Take a hike in one of America’s 171 national forests. Your dog is welcome but must be on leash in developed recreation areas. Remember to pack out or bury any waste.
You may make a fool of yourself with a dog, and not only will he not scold you, but he will make a fool of himself too. –Samuel Butler
Every dog needs plenty of toys to stave off boredom by chewing, tugging, shaking and killing, tossing, carrying, hiding, burying and napping with them. Rotate toys to keep them interesting.
Dogs make terrific therapists. If your dog consistently responds to basic commands, enjoys new situations, and lights up around strangers, animal-assisted therapy can be a great way to do volunteer work while spending time with your dog.

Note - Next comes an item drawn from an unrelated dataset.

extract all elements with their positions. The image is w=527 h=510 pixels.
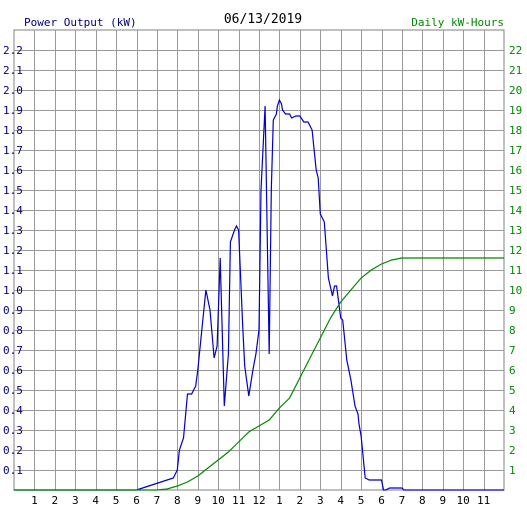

In recent years canine health care has gone holistic. Veterinary chiropractors and acupuncturists are being consulted to alleviate pain alongside traditional practitioners.
Keep your dog’s mind sharp and body toned by involving him in canine sports such as agility, freestyle, flyball, lure coursing, herding or water trials. Dog camps are the best places to sample an array of these activities.
As tempting as it may be, avoid giving your dog chocolate. Even small amounts can be toxic, causing a rapid heartbeat, collapse and, in some cases, death.
If you live in the country or go there on weekends, get your dog a reflective orange vest to wear outdoors during hunting season. Don’t let your dog become another hunting casualty.
The dog was created specially for children. He is the god of frolic. –Henry Ward Beecher
To costume or not to costume, that is the question. If you enjoy dressing up your dog (and he enjoys it as well), make sure the costume does not hamper sight or movement. Take a few days to acclimate the dog to the finery before showing him off to adoring friends and relatives.
Halloween can be a scary time for pets. If they are not well socialized, put them in a quiet place during trick-or-treat hours or a party. And keep them indoors so they won’t fall victim to neighborhood pranksters.